What do we mean when we say co-production?

What do we mean when we say co-production?

ActEarly has made a great start and is already breaking new ground – for example, putting co-production at the centre of everything it does. Such an approach is much needed but it can throw up challenges and I talk through some of these in this blog. I’m sure there are many of you who have thoughts about these challenges, so all comments are welcome.

What’s in it for us? 

We want communities to co-produce our research so that it is underpinned by their needs, their concerns and their hopes for better times. Achieving this will require a range of methods and the contributions of local communities and individuals. The onus is on us to show them why their involvement is so important and that we’re listening. As our research develops we hope that will become clear to see. But we can also think about the best ways of recognising their expertise and efforts. Things to consider range from standard reimbursement and incentives, through to formal training and some form of accredited recognition of local people’s contributions.

On a similar note, ActEarly research will rely on local people providing data about themselves and their families’ day to day lives to help us understand what we can change, how we can change it and whether it makes a difference.  But can we also present this information in a way that’s useful to our communities, families or individuals, for example providing straightforward access to their own information, and summarising information about their local environment that could help them make good choices around how to stay healthy.

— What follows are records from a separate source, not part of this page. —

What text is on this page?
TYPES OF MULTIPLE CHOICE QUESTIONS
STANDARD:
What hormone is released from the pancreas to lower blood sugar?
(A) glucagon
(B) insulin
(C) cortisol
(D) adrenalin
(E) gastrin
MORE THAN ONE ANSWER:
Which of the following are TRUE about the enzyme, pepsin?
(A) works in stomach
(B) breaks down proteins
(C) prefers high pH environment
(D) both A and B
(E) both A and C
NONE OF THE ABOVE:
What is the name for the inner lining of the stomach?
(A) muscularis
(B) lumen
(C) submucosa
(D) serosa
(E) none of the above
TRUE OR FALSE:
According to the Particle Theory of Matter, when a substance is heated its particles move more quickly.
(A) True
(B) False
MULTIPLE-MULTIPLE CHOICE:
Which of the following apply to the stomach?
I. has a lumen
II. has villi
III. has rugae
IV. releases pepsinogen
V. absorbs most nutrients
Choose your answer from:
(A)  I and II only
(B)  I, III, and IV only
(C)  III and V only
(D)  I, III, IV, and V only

Different interests and priorities

ActEarly involves academics and public health, local authority practitioners, charities and other organisations. Sometimes we have different priorities for example in crime prevention, criminologists might look at crime from a structural perspective, focusing on tackling the root cause by reducing poverty, whereas police officers might be concerned with the motivations of individual law-breakers and how they might be dissuaded from committing further crimes. It’s not that the police officer doesn’t understand the pressures of poverty, or that the criminologist isn’t aware of the importance of policing and making sure people feel safe, it’s just that each has a different views about the best approach to reducing crime. Similar tensions would probably be found if we talked to social workers, teachers, community workers and so on. Politicians might also experience these challenges but these are often consumed by the relatively short term agendas prompted by the electoral cycle. So, some balance, some judgement, some wider thinking, and lots of listening is needed if we are to all work together on this.

Complex systems

ActEarly is using a complex systems approach to deliver its research. This approach is innovative and is a move away from a traditional linear approach of testing one intervention against one, or just a few, outcomes. Our approach will help us see the impact of change across the whole system, it is about improving rather than proving. That said, there’s been lots of talk about complex systems but few examples of how they work in practice, so we are in some ways taking a leap into the dark. Using the rich datasets available to us can sometimes mean a focus on numbers and statistics rather than the lived experiences of those living and working in Bradford and Tower Hamlets. It can also mean that we focus most on health and wellbeing outcomes and less on things like justice and rights. But a concern with these can offer an effective way to help us to address how we can mitigate the powerful externalities that can get in the way of any local changes we want to promote. For example, if we are exposed to a year or so of post-brexit recession that drive further cuts to local authority budgets, that might change our focus from promoting improvements to trying to design ways of mitigating harm. There is a book by Robert Tsai (Practical Equality: Forging Justice in a Divided Nation) that focusses on the law but is also relevant to us. He says we should ask these questions about each system change;  is it reasonable, is it rational, is it fair, are their consequences that are cruel, have all relevant voices been heard? We can only capture this sort of understanding by looking deeply as well as broadly.

One more thing

The central tenet of ActEarly is reducing inequalities in health, wellbeing and opportunity. There is currently a growing conversation around what we mean by equality, as well as Tsai’s book there are others, here are some contributors:

Ronald Dworkin: there is a difference between treating people equally and treating them as equals – there is procedural equality and representational equality, an equality of resources and an equality of welfare and achieving any or all of these things involves engaging different priorities.

Jeremy Waldron: people can be equal and unequal at the same time – we should aspire to recognising and preserving an underlying deep equality. What are the key components of “deep equality?”

Elizabeth Anderson – prioritarianism – sorting out people with needs from people with wants (not a new debate).

Richard Arnstein: equality is about equalizing the distribution of misfortune, he calls this “luck egalitarianism”.

Lots to think about, lots to talk about, and most importantly lots to do!